Proposition 13 shows that it is possible to “tune” scoring rules to make optimal predictions very close to honest ones (at least in L1-distance).

I think for 'self-fulfilling prophecy' I would also expect there to be a counterfactual element--if I say the sun will rise tomorrow and it rises tomorrow, this isn't a self-fulfilling prophecy because the outcome isn't reliant on expectations about the outcome.

Yes, that is fair. To be faithful to the common usage of the term, one should maybe require at least two possible fixed points (or points that are somehow close to fixed points). The case with a unique fixed point is probably also safer, and worries about “self-fulfilling prophecies” don't apply to the same degree.

But we show for any strictly proper scoring rule that there is a function  such that a dishonest prediction is optimal.

Agreed for proper scoring rules, but I'd be a little surprised if it's not possible to make a skill-free scoring rule, and then get a honest prediction result for that. [This runs into other issues--if the scoring rule is skill-free, where does the skill come from?--but I think this can be solved by having oracle-mode and observation-mode, and being able to do honest oracle-mode at all would be nice.]

I'm not sure I understand what you mean by a skill-free scoring rule. Can you elaborate what you have in mind?

Sure, points from a scoring rule come both from 'skill' (whether or not you're accurate in your estimates) and 'calibration' (whether your estimates line up with the underlying propensity).

Rather than generating the picture I'm thinking of (sorry, up to something else and so just writing a quick comment), I'll describe it: watch this animation, and see the implied maximum expected score as a function of p (the forecaster's true belief).

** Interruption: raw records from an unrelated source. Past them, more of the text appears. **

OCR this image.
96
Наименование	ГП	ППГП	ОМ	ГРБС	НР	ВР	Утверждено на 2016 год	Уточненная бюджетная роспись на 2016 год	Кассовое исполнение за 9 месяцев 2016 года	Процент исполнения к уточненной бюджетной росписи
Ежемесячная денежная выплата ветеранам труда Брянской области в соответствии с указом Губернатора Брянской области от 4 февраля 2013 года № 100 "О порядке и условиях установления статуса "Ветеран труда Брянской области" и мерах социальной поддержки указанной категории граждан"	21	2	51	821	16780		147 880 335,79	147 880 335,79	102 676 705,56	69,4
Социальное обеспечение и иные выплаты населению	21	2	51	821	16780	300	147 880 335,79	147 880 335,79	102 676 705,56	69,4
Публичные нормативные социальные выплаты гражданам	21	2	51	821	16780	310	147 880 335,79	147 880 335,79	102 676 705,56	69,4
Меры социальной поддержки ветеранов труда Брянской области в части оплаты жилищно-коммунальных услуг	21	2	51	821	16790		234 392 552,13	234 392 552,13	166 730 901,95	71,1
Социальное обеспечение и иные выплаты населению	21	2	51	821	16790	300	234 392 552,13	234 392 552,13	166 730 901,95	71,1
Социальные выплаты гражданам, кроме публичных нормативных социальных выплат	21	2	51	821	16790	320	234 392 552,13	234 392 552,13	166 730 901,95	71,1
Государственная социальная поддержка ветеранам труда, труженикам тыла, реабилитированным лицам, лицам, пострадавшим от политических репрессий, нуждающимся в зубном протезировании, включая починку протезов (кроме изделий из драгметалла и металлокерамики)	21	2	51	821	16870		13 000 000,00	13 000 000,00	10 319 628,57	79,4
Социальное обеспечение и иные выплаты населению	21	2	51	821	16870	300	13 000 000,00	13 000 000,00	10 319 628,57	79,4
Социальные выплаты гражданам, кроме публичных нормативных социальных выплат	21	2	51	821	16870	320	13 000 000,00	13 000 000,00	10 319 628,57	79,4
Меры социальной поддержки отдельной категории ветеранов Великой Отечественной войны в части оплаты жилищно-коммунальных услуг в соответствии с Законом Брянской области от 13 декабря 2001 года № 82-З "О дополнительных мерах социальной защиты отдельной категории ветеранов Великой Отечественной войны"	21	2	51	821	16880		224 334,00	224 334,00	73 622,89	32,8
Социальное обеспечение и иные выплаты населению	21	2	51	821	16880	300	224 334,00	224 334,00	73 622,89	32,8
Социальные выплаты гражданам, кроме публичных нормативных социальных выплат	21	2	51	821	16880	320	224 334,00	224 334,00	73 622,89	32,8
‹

For all of the scoring rules, it's a convex function with maxima at 0 and 1. (You can get 1 point on average with a linear rule if p=0, and only 0.5 points on average if p=0.5; for a log rule, it's 0 points and -0.7 points.)

But could you come up with a scoring rule where the maximum expected score as a function of p is flat? If true, there's no longer an incentive to have extreme probabilities. But that incentive was doing useful work before, and so this seems likely to break something else--it's probably no longer the case that you're incentivized to say your true belief--or require something like batch statistics (since I think you might be able to get something like this by scoring not individual predictions but sets of them, sorted by p or by whether they were true or false). [This can be done in some contexts with markets, where your reward depends on how close the market was to the truth before, but I think it probably doesn't help here because we're worried about the oracle's ability to affect the underlying reality, which is also an issue with prediction markets!]

To be clear, I'm not at all confident this is possible or sensible--it seems likely to me that an adversarial argument goes thru where as oracle I always benefit from knowing which statements are true and which statements are false (even if I then lie about my beliefs to get a good calibration curve or w/e)--but that's not an argument about the scale of the distortions that are possible. 

Nice work, this makes the situation very clear.

Update: we recently discovered the performative prediction (Perdomo et al., 2020) literature (HT Alex Pan). This is a machine learning setting where we choose a model parameter (e.g., parameters for a neural network) that minimizes expected loss (e.g., classification error). In performative prediction, the distribution over data points can depend on the choice of model parameter. Our setting is thus a special case in which the parameter of interest is a probability distribution, the loss is a scoring function, and data points are discrete outcomes. Most results in this post have analogues in performative prediction. We will give a more detailed comparison in an upcoming paper. We also discuss performative prediction more in our follow-up post on stop-gradients.